This seems inaccurate to me. It would only be true if all first downs gained exactly 10 yards. It would be more accurate, I think, to say you need 4/N more first downs, where N is the average yards per first down.
I'm confused that he would consider the "statistic" as meaningless. I guess it depends on what you mean as "meaningful" - you can use average starting field position to correct points/drive to get it closer to a measure of defense independent of offense.
Doesn't work great, but it does work.
I agree with you. But in his defense, only 4 yards separated the #2 and #32 teams in starting field position. Maybe one or two big kick returns might account for that difference. This might be one of those stats where median is more useful than mean.
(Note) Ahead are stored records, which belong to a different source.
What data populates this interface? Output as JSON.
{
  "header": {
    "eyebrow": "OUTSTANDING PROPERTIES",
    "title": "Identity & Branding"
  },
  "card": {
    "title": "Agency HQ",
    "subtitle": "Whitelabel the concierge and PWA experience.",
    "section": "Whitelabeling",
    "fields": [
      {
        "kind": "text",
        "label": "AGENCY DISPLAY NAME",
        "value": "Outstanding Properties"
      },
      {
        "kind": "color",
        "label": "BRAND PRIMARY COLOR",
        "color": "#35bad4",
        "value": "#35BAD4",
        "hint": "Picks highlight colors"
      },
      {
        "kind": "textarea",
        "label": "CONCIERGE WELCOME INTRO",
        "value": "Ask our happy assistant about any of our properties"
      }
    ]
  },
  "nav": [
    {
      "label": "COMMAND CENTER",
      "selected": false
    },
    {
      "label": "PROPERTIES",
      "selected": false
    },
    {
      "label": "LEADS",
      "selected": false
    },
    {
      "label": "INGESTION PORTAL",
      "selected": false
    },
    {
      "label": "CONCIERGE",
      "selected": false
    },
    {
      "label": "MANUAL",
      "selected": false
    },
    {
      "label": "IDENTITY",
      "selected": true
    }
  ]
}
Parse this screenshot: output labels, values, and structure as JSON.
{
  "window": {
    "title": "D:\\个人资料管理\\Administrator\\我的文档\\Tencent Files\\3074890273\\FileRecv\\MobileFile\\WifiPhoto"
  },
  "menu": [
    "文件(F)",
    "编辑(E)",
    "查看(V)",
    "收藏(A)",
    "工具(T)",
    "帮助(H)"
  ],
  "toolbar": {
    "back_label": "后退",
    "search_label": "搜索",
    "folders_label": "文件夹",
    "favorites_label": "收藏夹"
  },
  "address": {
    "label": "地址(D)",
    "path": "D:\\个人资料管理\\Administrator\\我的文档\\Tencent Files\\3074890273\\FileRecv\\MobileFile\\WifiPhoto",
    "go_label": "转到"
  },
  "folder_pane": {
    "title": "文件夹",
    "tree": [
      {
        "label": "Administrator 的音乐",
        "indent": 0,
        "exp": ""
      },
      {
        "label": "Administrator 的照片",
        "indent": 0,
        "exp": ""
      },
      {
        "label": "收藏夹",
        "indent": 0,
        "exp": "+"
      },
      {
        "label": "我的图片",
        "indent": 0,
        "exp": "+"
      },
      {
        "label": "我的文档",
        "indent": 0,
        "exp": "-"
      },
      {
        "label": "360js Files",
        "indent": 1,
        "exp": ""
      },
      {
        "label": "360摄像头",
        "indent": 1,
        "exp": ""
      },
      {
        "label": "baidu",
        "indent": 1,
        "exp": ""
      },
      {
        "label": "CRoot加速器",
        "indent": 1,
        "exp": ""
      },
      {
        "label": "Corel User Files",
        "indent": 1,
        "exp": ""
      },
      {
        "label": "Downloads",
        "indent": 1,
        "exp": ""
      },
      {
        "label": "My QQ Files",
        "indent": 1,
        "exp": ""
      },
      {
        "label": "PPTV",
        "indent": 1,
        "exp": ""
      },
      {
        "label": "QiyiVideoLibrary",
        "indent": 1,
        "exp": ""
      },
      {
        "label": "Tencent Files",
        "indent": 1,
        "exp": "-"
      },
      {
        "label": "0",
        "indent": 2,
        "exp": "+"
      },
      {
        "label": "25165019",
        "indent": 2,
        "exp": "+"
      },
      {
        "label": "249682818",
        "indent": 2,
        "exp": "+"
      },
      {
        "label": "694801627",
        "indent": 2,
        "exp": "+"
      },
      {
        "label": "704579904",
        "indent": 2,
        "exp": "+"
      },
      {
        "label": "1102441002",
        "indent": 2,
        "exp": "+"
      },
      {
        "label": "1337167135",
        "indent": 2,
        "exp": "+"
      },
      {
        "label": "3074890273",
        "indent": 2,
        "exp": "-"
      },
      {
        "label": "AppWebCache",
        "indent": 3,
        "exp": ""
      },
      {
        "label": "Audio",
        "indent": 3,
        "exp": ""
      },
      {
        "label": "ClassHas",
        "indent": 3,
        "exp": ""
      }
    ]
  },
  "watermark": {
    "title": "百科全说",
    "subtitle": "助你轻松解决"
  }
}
Through the first 6 weeks of 2007, the teams that were top 3 in average starting field position were a combined 15-1. The bottom 3 were a combined 4-12.
Do we really need a math equation to realize how huge field position is? I don't even need to argue, because the records prove it. It may only be 4 extra yards, but that team still wins.
But here's a stat for you: teams that have the highest average yards per pass win 60 percent of the time.
Going through some old comments. I thought I should address this one.
1. The N in Tarr's comment should be about 15-17 yds depending on how you count first downs. TDs are technically first downs, but they are truncated by the goal line, sometimes worth at most 1 yd. I agree with his analysis.
2. The Nov 23 anonymous comment confuses correlation and causation. Winning teams have good offenses and defenses, which themselves cause field position. For example, a good offense will move the ball into opponent territory even when the drive doesn't produce any points, leaving the weaker opponent with poor field position. Vice versa for defense.
What I'm trying to figure out is how the distance to the goal line affects the probability of scoring for an offense (or probability of stopping a score by a defense.)
onside kick every time
number of possessions are more important than field position unless you are protecting a lead late in the game.
Seems very suspect to me as well, it stuck out to me immediately, great point! Also seems not accurate that, "The effect of field goals is essentially a wash."